SIKAP
INKONSISTEN ABDURRAHMAN WAHID TERHADAP KHITTAH NAHDLATUL ULAMA (ASPEK POLITIK)
Oleh:
ABSTRAK
Perjalanan
hidup seorang Abdurrahman Wahid (Gusdur)
memang tidak dapat dipisahkan dari organisasi Nahdhatul Ulama (NU).

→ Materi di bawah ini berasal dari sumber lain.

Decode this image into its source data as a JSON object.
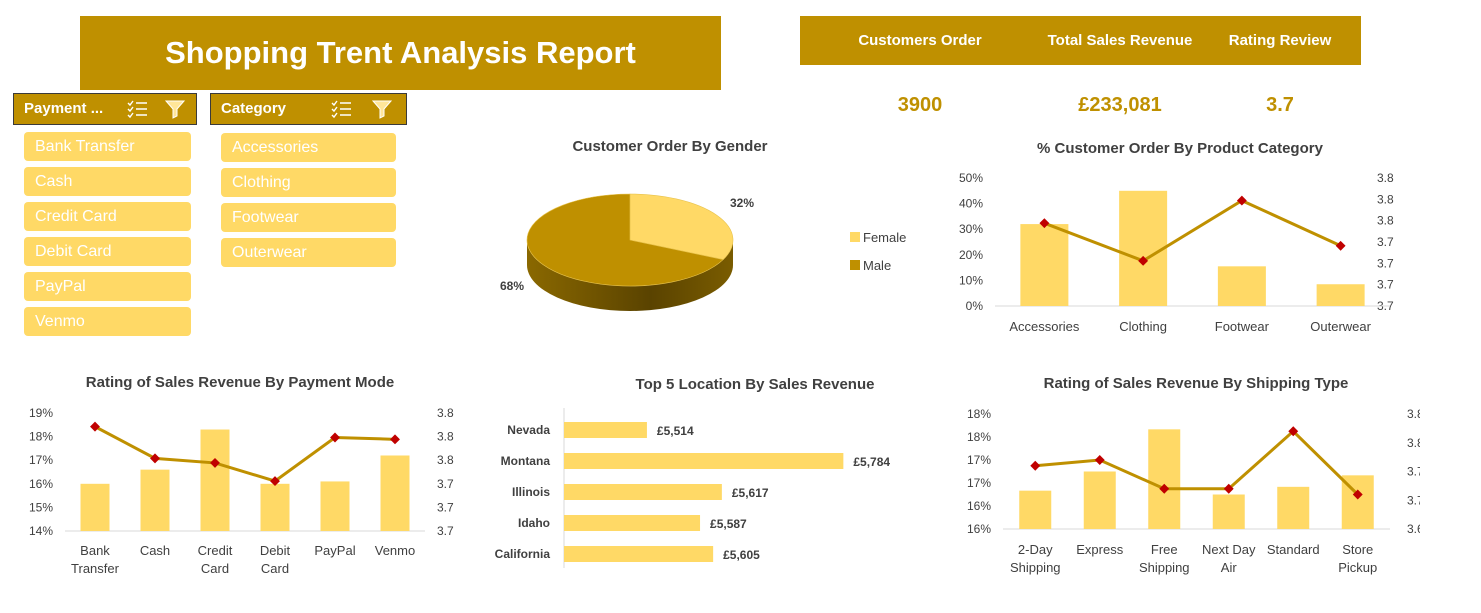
{
  "title": "Shopping Trent  Analysis Report",
  "kpis": {
    "customers_order": {
      "label": "Customers Order",
      "value": "3900"
    },
    "total_sales_revenue": {
      "label": "Total Sales Revenue",
      "value": "£233,081"
    },
    "rating_review": {
      "label": "Rating Review",
      "value": "3.7"
    }
  },
  "colors": {
    "gold": "#BF9000",
    "light_gold": "#FFD966",
    "marker": "#C00000"
  },
  "slicers": {
    "payment": {
      "title": "Payment ...",
      "items": [
        "Bank Transfer",
        "Cash",
        "Credit Card",
        "Debit Card",
        "PayPal",
        "Venmo"
      ]
    },
    "category": {
      "title": "Category",
      "items": [
        "Accessories",
        "Clothing",
        "Footwear",
        "Outerwear"
      ]
    }
  },
  "chart_data": [
    {
      "id": "gender",
      "type": "pie",
      "title": "Customer Order By Gender",
      "categories": [
        "Female",
        "Male"
      ],
      "values": [
        32,
        68
      ],
      "data_labels": [
        "32%",
        "68%"
      ],
      "legend": "right"
    },
    {
      "id": "category",
      "type": "bar",
      "title": "% Customer Order By Product Category",
      "categories": [
        "Accessories",
        "Clothing",
        "Footwear",
        "Outerwear"
      ],
      "series": [
        {
          "type": "bar",
          "values": [
            32,
            45,
            15.5,
            8.5
          ],
          "axis": "left"
        },
        {
          "type": "line",
          "values": [
            3.77,
            3.72,
            3.8,
            3.74
          ],
          "axis": "right"
        }
      ],
      "ylim": [
        0,
        50
      ],
      "yticks": [
        "0%",
        "10%",
        "20%",
        "30%",
        "40%",
        "50%"
      ],
      "y2lim": [
        3.66,
        3.83
      ],
      "y2ticks": [
        "3.7",
        "3.7",
        "3.7",
        "3.7",
        "3.8",
        "3.8",
        "3.8"
      ]
    },
    {
      "id": "payment",
      "type": "bar",
      "title": "Rating of Sales Revenue By Payment Mode",
      "categories": [
        "Bank Transfer",
        "Cash",
        "Credit Card",
        "Debit Card",
        "PayPal",
        "Venmo"
      ],
      "series": [
        {
          "type": "bar",
          "values": [
            16.0,
            16.6,
            18.3,
            16.0,
            16.1,
            17.2
          ],
          "axis": "left"
        },
        {
          "type": "line",
          "values": [
            3.795,
            3.76,
            3.755,
            3.735,
            3.783,
            3.781
          ],
          "axis": "right"
        }
      ],
      "ylim": [
        14,
        19
      ],
      "yticks": [
        "14%",
        "15%",
        "16%",
        "17%",
        "18%",
        "19%"
      ],
      "y2lim": [
        3.68,
        3.81
      ],
      "y2ticks": [
        "3.7",
        "3.7",
        "3.7",
        "3.8",
        "3.8",
        "3.8"
      ]
    },
    {
      "id": "location",
      "type": "bar",
      "title": "Top 5 Location By Sales Revenue",
      "categories": [
        "Nevada",
        "Montana",
        "Illinois",
        "Idaho",
        "California"
      ],
      "values": [
        5514,
        5784,
        5617,
        5587,
        5605
      ],
      "data_labels": [
        "£5,514",
        "£5,784",
        "£5,617",
        "£5,587",
        "£5,605"
      ],
      "orientation": "horizontal",
      "xlim": [
        5400,
        5800
      ]
    },
    {
      "id": "shipping",
      "type": "bar",
      "title": "Rating of Sales Revenue By Shipping Type",
      "categories": [
        "2-Day Shipping",
        "Express",
        "Free Shipping",
        "Next Day Air",
        "Standard",
        "Store Pickup"
      ],
      "series": [
        {
          "type": "bar",
          "values": [
            16.5,
            17.0,
            18.1,
            16.4,
            16.6,
            16.9
          ],
          "axis": "left"
        },
        {
          "type": "line",
          "values": [
            3.76,
            3.77,
            3.72,
            3.72,
            3.82,
            3.71
          ],
          "axis": "right"
        }
      ],
      "ylim": [
        15.5,
        18.5
      ],
      "yticks": [
        "16%",
        "16%",
        "17%",
        "17%",
        "18%",
        "18%"
      ],
      "y2lim": [
        3.65,
        3.85
      ],
      "y2ticks": [
        "3.65",
        "3.70",
        "3.75",
        "3.80",
        "3.85"
      ]
    }
  ]
}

Darah yang mengalir ditubuh Gusdur adalah darah NU, karena orang tua dan
kakeknya adalah para tokoh terkemuka organisasi tersebuta. Pada tahun 1984, ia
terpilih menjadi ketua Pengurus Besar Nahdlatul Ulama (PBNU) pada Muktamar NU
ke 27 di Situbondo. Hal yang menarik dari Muktamar itu adalah ketika para
Muktamirin memutuskan sepakat untuk kembali ke Khittah 1926 dengan duet
pemimpin Ahmad Siddiq sebagai Ketua Syuriah dan Abdurrahman Wahid sebagai Ketua
Tanfidziyah. Abdurrahman Wahid selalu terpilih menjadi ketua PBNU atau ketua
Tanfidziyah hingga tiga periode dan memimpin selama 15 tahun
Sejak
Muktamar di Situbondo tahun 1984 hingga tahun 1999 awal, para pemimpin NU tak
pernah lagi terlibat dalam kancah politik praktis. Hingga akhirnya pada saat jatuhnya pemerintahan orde baru, Gusdur lantas
mendirikan Partai Kebangkitan Bangsa (PKB). Hal ini memicu pro dan kontra
dikalangan Nahdliyyin. Mereka ada yang mengecam Gusdur karena tidak konsisten
terhadap keputusan untuk kembali ke Khittah 1926 pada Muktamar 1984, tetapi ada
pula yang mendukung langkanya. Gusdur berpendapat bahwa
PKB didirikan untuk menampung aspirasi warga NU secara resmi. Ia juga
berpendapat bahwa NU tidak pernah dan tidak menjadi partai politik. Menurutnya
agama bukan menjadi pijakan bagi PKB, tapi berpijak demokrasi dan nasionalisme
demi mengutamakan kepentingan nasional.
Kata
kunci: Abdurrahman Wahid, Khittah, Demokrasi
PENDAHULUAN
Nahdhatul Ulama (NU) merupakan organisasi islam terbesar di
Indonesia bahkan dunia hingga saat ini. Sejak berdiri pada 31 Januari 1926
dengan pendirinya KH. Hasyim Asy’ari, organisasi ini telah memberikan
pengabdian dan sumbangsih yang besar kepada Indonesia. Salah satu hal yang
menarik dari perjalanan NU adalah tentang sikapnya dalam kancah perpolitikan di
negara ini. Keterlibatan elite NU dalam perpolitikan nasional membuat Muktamar
NU di Situbondo akhir tahun 1984 mencetuskan untuk kembali kepada Khittah
1926 yang merupakan landasan berdirinya organisasi tersebut.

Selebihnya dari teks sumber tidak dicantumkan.